La Cámara Argentina de Productores de la Industria Fonográfica (CAPIF) es la encargada de velar por los intereses del mercado de la música y elaborar informes anuales sobre la situación de este sector.

El análisis más interesante, en cuanto a ventas y facturación, es el análisis comprendido entre los años 1991 y 2010. Este estudio nos muestra a simple vista la evolución del mercado. Encontramos tres fases principalmente:

- Antes de 2002.

Durante toda la década de los noventa, la música gozaba de un rendimiento a favor de los artistas, ya que aunque la facturación no alcanzaba cotas muy elevadas el número de copias era bastante aceptable. Como ocurre en el año 1993, en el que se facturaron 148.700.000 pesos y se vendieron 20.054.000 fonogramas. Si dividimos ambos valores, obtendríamos un dato medio de 7,414 pesos por fonograma.
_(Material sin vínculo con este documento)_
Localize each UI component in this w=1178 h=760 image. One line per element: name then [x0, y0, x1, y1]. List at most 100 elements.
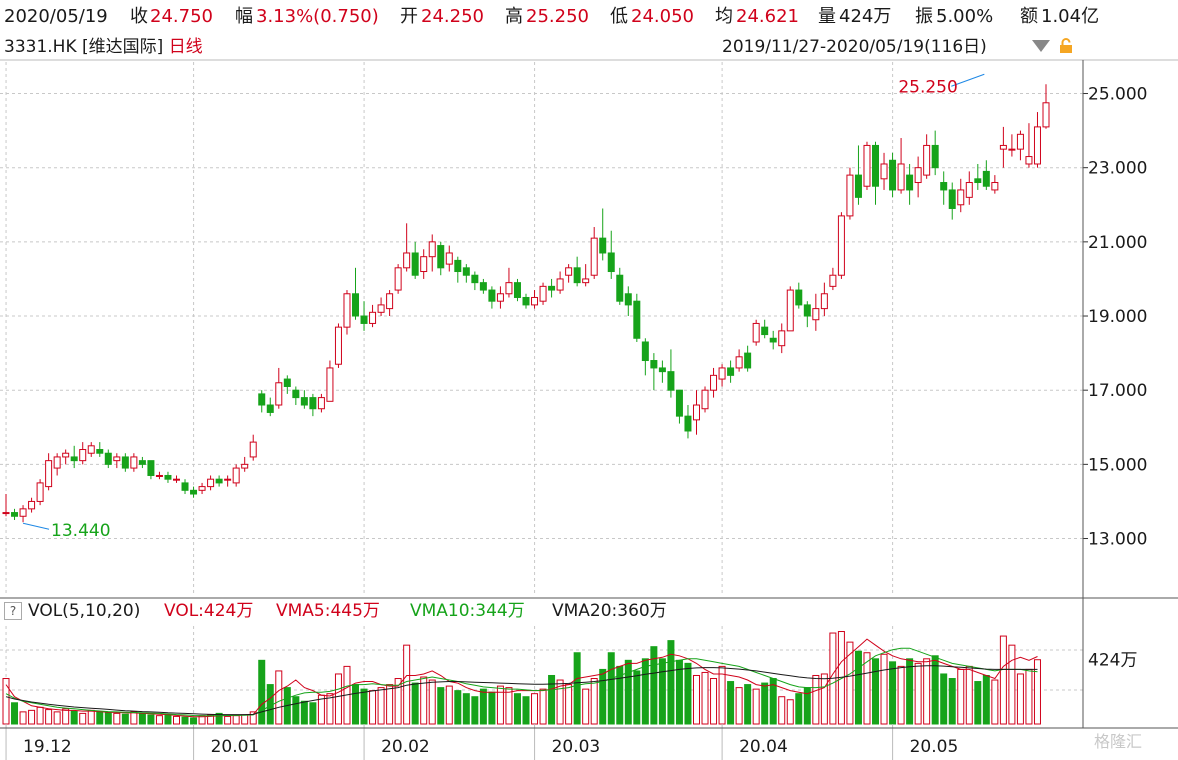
- candle: [513, 282, 521, 298]
- candle: [87, 445, 95, 454]
- volume-bar: [300, 700, 308, 725]
- candle: [701, 389, 709, 410]
- chart-title-bar: 3331.HK [维达国际] 日线 2019/11/27-2020/05/19(…: [0, 34, 1178, 60]
- price-tick-label: 19.000: [1088, 307, 1147, 327]
- candle: [650, 360, 658, 369]
- volume-bar: [275, 670, 283, 725]
- candle: [906, 174, 914, 191]
- candle: [147, 460, 155, 476]
- candle: [829, 274, 837, 287]
- price-tick-label: 17.000: [1088, 381, 1147, 401]
- volume-bar: [207, 714, 215, 725]
- volume-bar: [437, 687, 445, 725]
- volume-bar: [155, 715, 163, 725]
- candle: [556, 278, 564, 291]
- high-label: 高: [505, 6, 523, 27]
- volume-bar: [624, 659, 632, 725]
- volume-bar: [181, 716, 189, 725]
- candle: [224, 478, 232, 481]
- candle: [249, 441, 257, 458]
- candle: [36, 482, 44, 502]
- candle: [769, 337, 777, 343]
- volume-bar: [258, 659, 266, 725]
- volume-bar: [607, 652, 615, 725]
- candle: [11, 512, 19, 517]
- candle: [62, 452, 70, 458]
- volume-bar: [249, 711, 257, 725]
- volume-bar: [309, 702, 317, 725]
- candle: [164, 474, 172, 480]
- volume-bar: [658, 658, 666, 725]
- candle: [155, 474, 163, 477]
- volume-bar: [565, 684, 573, 725]
- volume-bar: [87, 709, 95, 725]
- volume-bar: [795, 693, 803, 725]
- volume-bar: [513, 693, 521, 725]
- volume-bar: [241, 714, 249, 725]
- candle: [138, 460, 146, 465]
- volume-bar: [991, 679, 999, 725]
- candle: [837, 215, 845, 276]
- candle: [616, 274, 624, 302]
- change-value: 3.13%(0.750): [256, 6, 379, 27]
- candle: [599, 237, 607, 254]
- volume-bar: [863, 652, 871, 725]
- volume-bar: [79, 712, 87, 725]
- high-value: 25.250: [526, 6, 589, 27]
- candle: [778, 330, 786, 347]
- candle: [505, 282, 513, 295]
- vma10-label: VMA10:344万: [410, 601, 525, 621]
- quote-info-bar: 2020/05/19 收 24.750 幅 3.13%(0.750) 开 24.…: [0, 0, 1178, 34]
- candle-series: [2, 84, 1050, 523]
- amount-value: 1.04亿: [1041, 6, 1100, 27]
- candle: [207, 478, 215, 488]
- open-label: 开: [400, 6, 418, 27]
- volume-bar: [548, 674, 556, 725]
- vol-indicator-label[interactable]: VOL(5,10,20): [28, 601, 141, 621]
- close-label: 收: [130, 6, 148, 27]
- amount-label: 额: [1020, 6, 1038, 27]
- price-tick-label: 25.000: [1088, 85, 1147, 105]
- range-dropdown-icon[interactable]: [1032, 40, 1050, 52]
- volume-bar: [130, 711, 138, 725]
- amplitude-label: 振: [915, 6, 933, 27]
- lock-icon[interactable]: [1058, 38, 1074, 54]
- volume-label: 量: [818, 6, 836, 27]
- volume-bar: [420, 676, 428, 725]
- volume-bar: [982, 674, 990, 725]
- volume-bar: [684, 662, 692, 725]
- volume-bar: [28, 709, 36, 725]
- volume-bar: [539, 688, 547, 725]
- candle: [957, 189, 965, 206]
- candle: [28, 500, 36, 510]
- volume-bar: [1008, 644, 1016, 725]
- volume-bar: [1025, 668, 1033, 725]
- candle: [1016, 133, 1024, 150]
- candle: [292, 389, 300, 399]
- candle: [45, 460, 53, 488]
- volume-bar: [292, 696, 300, 725]
- volume-help-button[interactable]: ?: [4, 602, 22, 620]
- date-range: 2019/11/27-2020/05/19(116日): [722, 37, 987, 57]
- candle: [232, 467, 240, 484]
- period-label[interactable]: 日线: [168, 37, 203, 57]
- candle: [607, 252, 615, 273]
- volume-bar: [573, 652, 581, 725]
- chart-frame: [0, 59, 1178, 729]
- candle: [394, 267, 402, 291]
- candle: [369, 311, 377, 324]
- candle: [948, 189, 956, 209]
- volume-bar: [462, 693, 470, 725]
- avg-label: 均: [715, 6, 733, 27]
- max-arrow: [951, 73, 985, 87]
- date-label: 20.01: [211, 737, 260, 757]
- date-label: 20.04: [739, 737, 788, 757]
- vol-value-label: VOL:424万: [164, 601, 254, 621]
- candle: [718, 367, 726, 380]
- volume-bar: [369, 690, 377, 725]
- volume-bar: [906, 658, 914, 725]
- volume-bar: [96, 711, 104, 725]
- symbol-name: 3331.HK [维达国际]: [4, 37, 164, 57]
- candle: [198, 486, 206, 491]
Pero lo interesante para el mercado, es que tanto la facturación como las ventas sean elevadas, de este modo se favorece a los artistas, a las compañías discográficas y al público. Y este ejemplo lo podemos ver en el año 1998, en el que se facturaron 358.448.918 pesos y se vendieron 24.083.243 fonogramas. El precio medio hipotético se situaría en 14,883 pesos por fonograma, no tan barato como en años anteriores pero no tan elevado como en años posteriores.

- El  año 2002.

El año 2002 fue el año de la crisis, a raíz de los famosos acontecimientos producidos en Argentina en diciembre del año anterior. La música no iba a ser menos, es una industria muy susceptible a las fluctuaciones económicas. Ese año, la facturación y las ventas se encontraban parejas, pero con datos muy bajos. Se facturaron 103.263.081 pesos y se vendieron 6.190.348 fonogramas. El precio medio hipotético que saldría serían 16,681 pesos por fonograma, pero ¿De qué sirve un precio aceptable cuando se vende tan poco de un producto? La explicación fue la situación coyuntural vivida ese mismo año en Argentina.

- Después del 2002.

Y después de la crisis, la industria comienza a recuperarse. Un dato positivo para las compañías discográficas, pero no para los nuevos artistas ya que las ventas descendieron. La piratería y la llegada de Internet no favorecieron a la industria. La solución planteada fue la compra de fonogramas a través de descarga digital, hecho que hizo ascender la facturación pero no con el éxito esperado.

En el año 2007, se facturaron 376.669.527 pesos y se vendieron 18.164.964 copias. El precio medio hipotético ya asciende a 20,73 pesos por fonograma. Un precio muy elevado para el bolsillo de los consumidores.

Y en 2010, vemos como la situación vuelve a descender en ambos sentidos y empeora el mercado. Se facturaron 320.473.588 pesos y se vendieron 12.185.308 fonogramas. El precio medio hipotético del fonograma ascendía ya 26,29 pesos por fonograma.